Chances are good that some of your clients have already contacted you with questions about how this will impact their personal finances. To help you have this conversation, we sought advice from three well-known professionals: Chris Benson, CPA/PFS, L.K. Benson & Company; Jean-Luc Bourdon, CPA/PFS, BrightPath Wealth Planning, LLC; and Michael E. Goodman, CPA/PFS, Wealthstream Advisors, Inc. Here are their observations:
Sandra Truitt: What do you see as the short-term impact through Dec. 31 of Brexit on a client’s investment portfolio?
Chris Benson: Let’s admit the obvious: we don’t know how this will impact the markets in the short-term; nobody does. Everyone will speculate, but in the end that’s all it is, speculation. The unexpected result of the vote itself should be enough to prove how difficult it is to predict the future. However, this doesn’t mean the UK will be out of the EU tomorrow or even in a few months. This process will take quite a bit of time and there’s the possibility of a second vote or other measure to stop the exit.
Jean-Luc Bourdon: Markets reflect the aggregate reaction of market participants, most of which are all too human. Therefore, any bit of bad news goes through the same knee-jerk, emotional and ultimately reasonable reaction. The drama unleashed by the Brexit vote will play out over several years. Along the way, we’ll likely see cycles of surprising news repeat itself. Just remember how the Greek debt crisis played out.
Michael Goodman: Unlike the rest of the EU, the UK is not tied to the Euro. The UK has its own currency, the British Pound. Had this involved the Euro instead of the Pound, the implications would be significantly more challenging for the continent and for U.S. company earnings. In addition, it is important to note that the while this is a big problem, it is a big problem for a country that makes up less than 4% of the global economy.
Sandra Truitt: Is now the time to pull out of planned investments?
Chris Benson: Our investment philosophy has always been, and will always be, to keep a long-term focus and not overreact to short-term market events. If you’ve ever been on a boat, you know that everyone tells you to focus on the horizon to avoid getting seasick. Watching the choppy waters directly in front of you will only make you more nauseated. Even though your clients may be tempted to focus on that choppy water and short-term volatility in the markets, try to divert their eyes to long-term goals on the distant horizon.
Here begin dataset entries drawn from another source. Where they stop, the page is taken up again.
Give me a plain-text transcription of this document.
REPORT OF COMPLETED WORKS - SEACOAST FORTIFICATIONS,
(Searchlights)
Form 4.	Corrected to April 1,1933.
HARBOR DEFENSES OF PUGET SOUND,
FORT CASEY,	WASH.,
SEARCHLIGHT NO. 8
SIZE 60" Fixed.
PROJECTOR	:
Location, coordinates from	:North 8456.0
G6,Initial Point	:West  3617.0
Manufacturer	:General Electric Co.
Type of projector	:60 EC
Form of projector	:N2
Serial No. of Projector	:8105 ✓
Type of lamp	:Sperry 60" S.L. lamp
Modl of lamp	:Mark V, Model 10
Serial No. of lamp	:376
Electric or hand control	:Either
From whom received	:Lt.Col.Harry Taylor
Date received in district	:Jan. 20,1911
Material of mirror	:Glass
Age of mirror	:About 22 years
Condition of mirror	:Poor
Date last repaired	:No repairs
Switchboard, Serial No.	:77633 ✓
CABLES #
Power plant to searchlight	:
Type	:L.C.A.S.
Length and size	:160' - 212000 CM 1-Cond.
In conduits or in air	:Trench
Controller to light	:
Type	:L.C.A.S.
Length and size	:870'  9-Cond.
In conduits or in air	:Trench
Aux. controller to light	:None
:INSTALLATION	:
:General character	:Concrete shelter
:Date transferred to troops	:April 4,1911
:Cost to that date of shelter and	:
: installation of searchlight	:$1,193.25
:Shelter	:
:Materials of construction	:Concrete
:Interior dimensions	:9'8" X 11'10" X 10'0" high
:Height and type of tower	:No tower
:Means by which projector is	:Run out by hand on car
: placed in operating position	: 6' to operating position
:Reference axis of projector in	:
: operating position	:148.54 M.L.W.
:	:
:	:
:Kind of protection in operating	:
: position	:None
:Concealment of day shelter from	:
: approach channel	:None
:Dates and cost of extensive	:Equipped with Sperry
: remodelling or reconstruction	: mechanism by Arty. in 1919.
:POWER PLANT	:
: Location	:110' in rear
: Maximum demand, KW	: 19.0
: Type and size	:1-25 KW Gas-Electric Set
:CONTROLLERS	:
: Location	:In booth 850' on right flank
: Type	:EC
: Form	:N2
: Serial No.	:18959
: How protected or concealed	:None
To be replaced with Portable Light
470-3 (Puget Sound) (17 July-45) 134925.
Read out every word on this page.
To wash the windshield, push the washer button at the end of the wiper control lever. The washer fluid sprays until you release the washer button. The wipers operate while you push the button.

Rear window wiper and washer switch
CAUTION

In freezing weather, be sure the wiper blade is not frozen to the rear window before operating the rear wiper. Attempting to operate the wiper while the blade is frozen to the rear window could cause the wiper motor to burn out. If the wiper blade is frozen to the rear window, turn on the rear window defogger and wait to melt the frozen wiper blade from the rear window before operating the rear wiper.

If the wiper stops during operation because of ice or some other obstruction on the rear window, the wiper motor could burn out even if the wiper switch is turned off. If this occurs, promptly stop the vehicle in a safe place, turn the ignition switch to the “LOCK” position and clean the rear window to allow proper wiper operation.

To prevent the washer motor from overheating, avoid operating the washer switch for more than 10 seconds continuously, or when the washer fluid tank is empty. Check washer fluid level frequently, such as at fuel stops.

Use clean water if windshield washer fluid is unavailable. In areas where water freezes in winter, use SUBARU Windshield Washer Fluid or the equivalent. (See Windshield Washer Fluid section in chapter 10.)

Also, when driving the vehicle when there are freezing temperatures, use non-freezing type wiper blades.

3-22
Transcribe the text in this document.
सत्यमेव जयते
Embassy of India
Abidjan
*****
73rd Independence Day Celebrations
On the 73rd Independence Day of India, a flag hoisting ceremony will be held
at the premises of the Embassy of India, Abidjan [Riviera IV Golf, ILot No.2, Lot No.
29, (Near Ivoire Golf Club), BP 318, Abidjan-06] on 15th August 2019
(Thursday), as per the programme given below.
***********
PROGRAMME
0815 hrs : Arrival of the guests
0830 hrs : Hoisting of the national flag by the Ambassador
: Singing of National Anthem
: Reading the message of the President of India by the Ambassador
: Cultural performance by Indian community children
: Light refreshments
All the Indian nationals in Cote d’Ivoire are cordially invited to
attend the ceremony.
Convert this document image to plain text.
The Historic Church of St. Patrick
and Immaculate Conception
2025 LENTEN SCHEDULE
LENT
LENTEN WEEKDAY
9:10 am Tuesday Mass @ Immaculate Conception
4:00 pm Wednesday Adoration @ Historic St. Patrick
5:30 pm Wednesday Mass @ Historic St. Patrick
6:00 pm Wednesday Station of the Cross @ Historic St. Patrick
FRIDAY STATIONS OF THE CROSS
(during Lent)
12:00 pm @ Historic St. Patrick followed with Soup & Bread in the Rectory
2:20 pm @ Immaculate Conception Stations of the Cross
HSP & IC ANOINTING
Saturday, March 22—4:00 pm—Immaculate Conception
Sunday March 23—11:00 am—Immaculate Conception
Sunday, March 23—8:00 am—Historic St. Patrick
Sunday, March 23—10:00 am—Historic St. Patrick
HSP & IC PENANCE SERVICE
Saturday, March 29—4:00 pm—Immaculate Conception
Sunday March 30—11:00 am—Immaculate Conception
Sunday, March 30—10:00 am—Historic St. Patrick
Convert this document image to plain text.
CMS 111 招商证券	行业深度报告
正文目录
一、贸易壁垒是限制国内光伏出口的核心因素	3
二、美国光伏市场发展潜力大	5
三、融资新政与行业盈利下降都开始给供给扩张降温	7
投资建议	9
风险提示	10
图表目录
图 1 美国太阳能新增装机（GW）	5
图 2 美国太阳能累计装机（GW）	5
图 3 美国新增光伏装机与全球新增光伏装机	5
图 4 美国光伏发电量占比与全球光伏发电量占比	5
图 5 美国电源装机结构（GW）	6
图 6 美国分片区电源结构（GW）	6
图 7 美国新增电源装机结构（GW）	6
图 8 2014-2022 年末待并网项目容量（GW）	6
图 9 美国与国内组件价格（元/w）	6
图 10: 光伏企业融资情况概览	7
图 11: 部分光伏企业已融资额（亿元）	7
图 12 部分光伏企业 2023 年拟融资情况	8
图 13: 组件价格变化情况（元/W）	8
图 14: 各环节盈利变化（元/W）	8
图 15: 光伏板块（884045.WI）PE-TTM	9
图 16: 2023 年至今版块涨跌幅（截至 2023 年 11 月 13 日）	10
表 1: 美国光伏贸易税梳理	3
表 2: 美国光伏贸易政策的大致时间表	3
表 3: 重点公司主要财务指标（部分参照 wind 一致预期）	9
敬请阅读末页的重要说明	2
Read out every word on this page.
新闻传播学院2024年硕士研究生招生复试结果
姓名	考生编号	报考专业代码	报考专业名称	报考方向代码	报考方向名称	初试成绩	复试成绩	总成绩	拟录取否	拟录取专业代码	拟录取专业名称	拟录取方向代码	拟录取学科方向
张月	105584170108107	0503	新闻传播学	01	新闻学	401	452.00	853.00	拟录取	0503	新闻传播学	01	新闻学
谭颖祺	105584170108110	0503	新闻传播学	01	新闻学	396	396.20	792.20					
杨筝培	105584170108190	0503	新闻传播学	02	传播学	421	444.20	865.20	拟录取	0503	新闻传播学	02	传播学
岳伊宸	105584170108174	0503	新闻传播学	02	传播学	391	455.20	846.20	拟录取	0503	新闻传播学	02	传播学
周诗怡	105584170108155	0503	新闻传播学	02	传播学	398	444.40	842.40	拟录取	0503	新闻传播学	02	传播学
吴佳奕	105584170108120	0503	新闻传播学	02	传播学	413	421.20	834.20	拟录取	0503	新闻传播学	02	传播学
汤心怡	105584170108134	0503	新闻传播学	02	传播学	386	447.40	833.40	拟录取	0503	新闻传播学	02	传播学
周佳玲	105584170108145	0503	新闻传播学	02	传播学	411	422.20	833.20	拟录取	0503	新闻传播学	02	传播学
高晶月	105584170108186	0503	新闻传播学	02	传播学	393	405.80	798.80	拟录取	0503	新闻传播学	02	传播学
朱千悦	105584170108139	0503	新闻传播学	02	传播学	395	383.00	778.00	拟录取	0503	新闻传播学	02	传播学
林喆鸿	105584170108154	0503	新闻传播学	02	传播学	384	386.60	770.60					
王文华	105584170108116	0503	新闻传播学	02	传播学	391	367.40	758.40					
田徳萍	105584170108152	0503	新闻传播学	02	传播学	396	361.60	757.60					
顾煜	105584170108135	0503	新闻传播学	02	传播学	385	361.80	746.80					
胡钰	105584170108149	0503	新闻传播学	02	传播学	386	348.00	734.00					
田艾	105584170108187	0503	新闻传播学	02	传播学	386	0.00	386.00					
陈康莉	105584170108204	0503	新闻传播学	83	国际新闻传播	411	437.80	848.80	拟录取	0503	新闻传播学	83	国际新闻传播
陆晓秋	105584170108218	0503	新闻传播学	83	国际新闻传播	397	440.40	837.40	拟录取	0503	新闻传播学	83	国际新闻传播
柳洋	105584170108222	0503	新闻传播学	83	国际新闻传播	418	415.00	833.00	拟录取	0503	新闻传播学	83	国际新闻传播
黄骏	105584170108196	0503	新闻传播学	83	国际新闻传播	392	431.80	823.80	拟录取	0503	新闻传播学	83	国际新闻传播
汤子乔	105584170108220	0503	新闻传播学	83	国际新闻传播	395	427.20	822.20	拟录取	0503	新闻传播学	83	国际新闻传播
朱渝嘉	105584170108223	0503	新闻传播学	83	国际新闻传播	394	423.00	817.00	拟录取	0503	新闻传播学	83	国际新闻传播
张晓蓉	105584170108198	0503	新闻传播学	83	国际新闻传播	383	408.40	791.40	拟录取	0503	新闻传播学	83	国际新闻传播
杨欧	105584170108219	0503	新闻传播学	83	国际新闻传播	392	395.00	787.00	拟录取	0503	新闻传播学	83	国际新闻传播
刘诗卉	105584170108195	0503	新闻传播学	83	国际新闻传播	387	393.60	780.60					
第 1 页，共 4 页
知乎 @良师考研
Jean-Luc Bourdon: For the long-term investor, these dips are irrelevant because they aren’t reliably predictable and tend to have no lasting impact. Indeed, events that bring global markets down are generally followed by significant upswings, once rationality sets in and the world finds a way to go on. Meanwhile, many fearful investors who exit the markets miss the recoveries. By contrast, long-term investors who follow a diversified investment strategy that fits their circumstances are often rewarded over time. We should always guard our rational plans from our emotional reactions, and our long-term strategy from our short-term impulses.
Michael Goodman: As evidence continues to show, remaining in a diversified portfolio of stocks and bonds, rebalancing when appropriate, focusing on the long term picture, and resisting the urge to react to short-term news remain the keys to reaching long-term goals. Short-term volatility, media headlines and uncertainty can make people uncomfortable. This is just one of dozens of crises dating back to the beginning of the markets.
Sandra Truitt: Jean-Luc, you were born, and lived many years, in Belgium. I’m sure you have some additional, unique perspectives to share.
Jean-Luc Bourdon: Political crises will come and go, but the fortunes of long-term global investors should continue to be far more dependent on technological innovation than political events.
Sandra Truit: Thanks to all of you for your observations and advice. I’m sure we’ll see more content on Brexit and its effect on investments over the next several years.